Friday, March 29, 2024

Al Christie | Know Thy Wife / 1918

the best man

by Douglas Messerli

 

Walter Graham (screenwriter), Al Christie (director) Know Thy Wife / 1918

 

Despite its rather predictable set-up of the comical cross-dressing situation, Al Christie’s 1918 short film Know Thy Wife succeeds rather admirably, transcending the simple mockery of a person of another gender appearing in drag. In this case the petite Betty (Dorothy Devore) makes for a rather believable boy, Steve, even if she appears so many years younger than “his” best friend, Bob Browning (Earle Rodney) that it's hard to imagine them convincing anyone that Steve is Bob’s chosen best man for the wedding his parents have arranged for him.


       Bob and Betty, however, make a perfectly convincing married couple who were planning to return home to Bob’s family in order to introduce themselves as newlyweds. But before he can even get packed for the trip, Bob’s college roommate hands him a letter he has received in his absence: his parents announcing his immediate marriage to the wealthy, attractive society girl Lillian (Leota Lorraine). Evidently fearing his father’s wrath, Bob cooks up a wacky alternative plan—of the sort at the heart of all such comic farces—that she will accompany him dressed as Steve, his best man.

      The family, Bob’s father (Harry L. Rattenberry) and mother (Lila Leslie) immediately buy into the possibility that such a young looking boy might be their son’s college roommate, the father giving him a hearty welcome, the mother lovingly fussing over the return of her son and the chance to finally meet his college chum.

      Lillian appears almost immediately to look over her husband-to-be who she has evidently not seen for a while, and finds his friend Steve quite attractive, planting a big kiss (from which the camera immediately cuts away) on his cheek.

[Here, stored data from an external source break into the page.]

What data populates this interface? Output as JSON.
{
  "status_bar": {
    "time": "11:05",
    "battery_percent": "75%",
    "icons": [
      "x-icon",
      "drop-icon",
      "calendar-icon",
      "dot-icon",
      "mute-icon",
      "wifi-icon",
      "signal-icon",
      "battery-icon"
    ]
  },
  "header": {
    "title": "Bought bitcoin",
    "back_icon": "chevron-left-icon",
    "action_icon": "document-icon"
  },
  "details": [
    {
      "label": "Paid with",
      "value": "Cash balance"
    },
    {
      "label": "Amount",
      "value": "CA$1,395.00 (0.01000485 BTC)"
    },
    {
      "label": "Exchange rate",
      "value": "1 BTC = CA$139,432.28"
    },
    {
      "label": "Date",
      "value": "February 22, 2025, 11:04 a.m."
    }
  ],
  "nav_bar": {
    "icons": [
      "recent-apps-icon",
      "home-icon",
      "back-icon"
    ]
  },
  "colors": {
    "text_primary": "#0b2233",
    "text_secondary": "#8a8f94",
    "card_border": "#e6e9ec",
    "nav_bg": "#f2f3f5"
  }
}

Unlike a similar scene in Julien Eltinge’s Madame Behave where the vicarious “lesbian kissing” almost got out of hand, here the women chastely kiss; but the situation still makes one giggle given the gender confusion.

 

     That comic moment is repeated in reverse once the “boys” have been safely locked away in Bob’s bedroom in order to change clothes and freshen up. The honeymoon couple are clearly dying to kiss and engage in sex, and they rush to reach one another lips at the very moment that Bob’s mother enters the room, she commenting, as they quickly move away from one another, “My you two boys certainly are fond of one another.”

      When a short while later, they have actually removed some of their clothing, Bob’s father is confused when he discovers a girdle in the room, wondering aloud to whom it might belong. Bob claims it as a device to help him from “getting round shoulders.” 

      A fuller comic situation, however, transpires after dinner, when Bob is told that he must accompany Lillian to the theater and Bob’s father declares that he will reveal the delights of their town to Steve.

      The first instance results in a mildly comical sexual reverse, wherein Bob must declare over and over again that he has a headache, arguing that they should return home. The far funnier situation occurs when the father takes Steve to a café where, as in the 1933 German version of Viktor und Viktoria Viktoria as Viktor is forced to down a series of male-sized alcoholic beverages; but even more ridiculously in this film Steve is forced to join in with the father’s flirtations with two ready and willing women, both of whom appear to be totally attracted to the young man.


      The situation gets totally out of hand when Bob and Lillian also show up to have a late night dinner, Bob spotting his own lecherous father attempting to lead his wife into male temptations. Bob pulls his father and Steve, Lillian tagging behind, out of the café to take everyone home.

       A late intrusion again by Bob’s mother finds Steve in the bathroom with Bob trying to undress. But when the mother observes a wig on the floor, explanations suddenly become necessary, as Betty comes out of the “closet,” the couple together revealing their rings and marriage license. If she is momentarily taken aback, the mother quickly comes to terms with the reality, while they force her to swear to still keep the secret, which seems a bit ridiculous unless Bob’s father is truly a monster, of which we have no evidence.

      In any event, at the morning breakfast table they find the mother still in bed, “feeling unwell,” while three remain sitting momentarily in silence. Suddenly Steve excuses himself, and takes up a tray of coffee and rolls to the mother. When the father decides to check in to his whereabouts, he discovers the boy Steve sitting at the side of the bed, his wife gently kissing his cheek.


      The necessary explosion of passion follows, with the seemingly cuckolded master of the house chasing the boy around his wife’s bed as he screams out in anger. Hearing the bruhaha, Bob checks out the situation and observing what is happening finally admits the truth. The father finally is relieved to hear what might have previously sent into a fury. Suddenly all the oddities of his son’s and friend’s visit make sense, and he can still be certain of his wife’s devotion and love. The normative heterosexual reality has been restored.

      But for the audience, the queerness of the situation was far more fun!

 

Los Angeles, January 25, 2022

Reprinted from World Cinema Review (January 2022).